By | Published on Tuesday 10 November 2015

MegaUpload

As the MegaUpload extradition hearing continues to go through the motions in New Zealand, the judge still considering the lost data previously stored on the defunct file-transfer platform has sent out some specific questions to different stakeholders.

As previously reported, when the feds shut down MegaUpload in 2012, as well as all the copyright infringing music and movies taken offline, those using the file-transfer service to legitimately store and share their own content also lost access to their files. That content has been in limbo ever since, stored on the disconnected servers previously used by MegaUpload that are now gathering dust.

MegaUpload didn’t actually own those servers, and one of the companies who provided server space to the often controversial file-transfer firm has since deleted all the old files on its system. However, MegaUpload’s biggest server provider, US-based Carpathia Hosting, still has the data it used to store. But Carpathia has a new owner, and it wants to repurpose the machines on which that data still sits, and to rid itself of the cost of storing unusable servers.

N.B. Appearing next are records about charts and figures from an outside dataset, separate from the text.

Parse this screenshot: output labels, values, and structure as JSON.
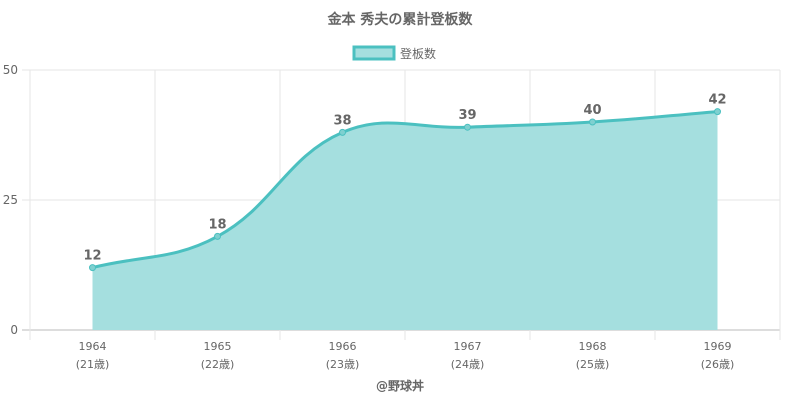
{
  "chart_data": {
    "type": "area",
    "title": "金本 秀夫の累計登板数",
    "categories": [
      "1964",
      "1965",
      "1966",
      "1967",
      "1968",
      "1969"
    ],
    "category_sublabels": [
      "(21歳)",
      "(22歳)",
      "(23歳)",
      "(24歳)",
      "(25歳)",
      "(26歳)"
    ],
    "series": [
      {
        "name": "登板数",
        "values": [
          12,
          18,
          38,
          39,
          40,
          42
        ]
      }
    ],
    "ylim": [
      0,
      50
    ],
    "yticks": [
      0,
      25,
      50
    ],
    "grid": true,
    "legend": "top",
    "data_labels": true,
    "colors": {
      "line": "#4bc0c0",
      "fill": "#a5dfdf",
      "grid": "#e6e6e6",
      "text": "#666666"
    }
  },
  "credit": "@野球丼"
}
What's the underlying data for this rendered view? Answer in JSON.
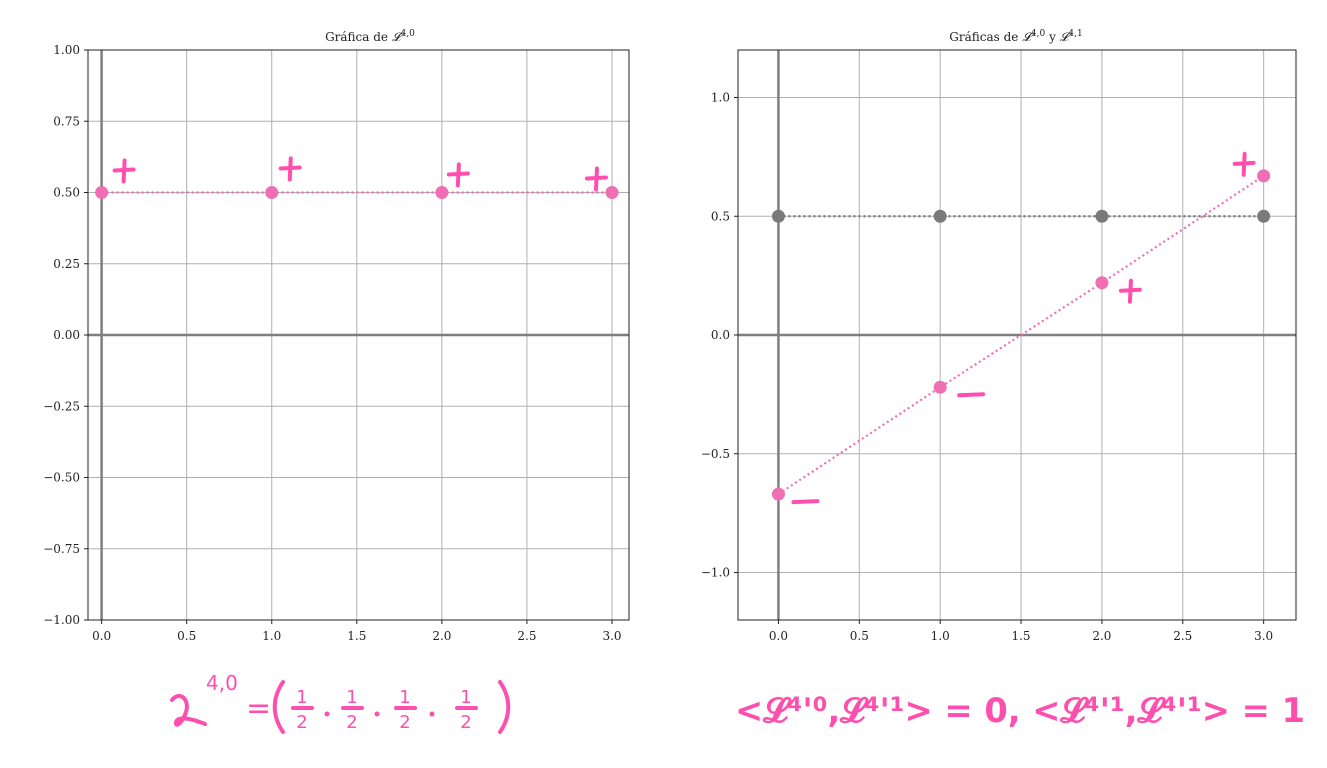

Some former MegaUpload users have demanded the return of their lost data, while lawyers working for the former MegaUpload management reckon those servers contain evidence that will be useful for the defence in the criminal case against their clients. Prosecutors in that case, meanwhile, say that they have all the evidence they need and the old servers can be wiped for all they care.

As for the movie industry, it says legit former users can get their old data back, but any reopening of the defunct MegaUpload servers should not give people access to the copyright infringing material that was previously stored there.

Nearly four years on from shutdown, the judge overseeing the lost data, Liam O’Grady, now wants to know how realistic it is to reconnect the old MegaUpload servers to the internet, and what that would involve. To that end he has now sent specific questions to different stakeholders, some requesting viewpoints – the answers to which are pretty predictable – but others asking for clarification on logistics.

Whether any of this results in former MegaUpload users getting access to their old data remains to be seen.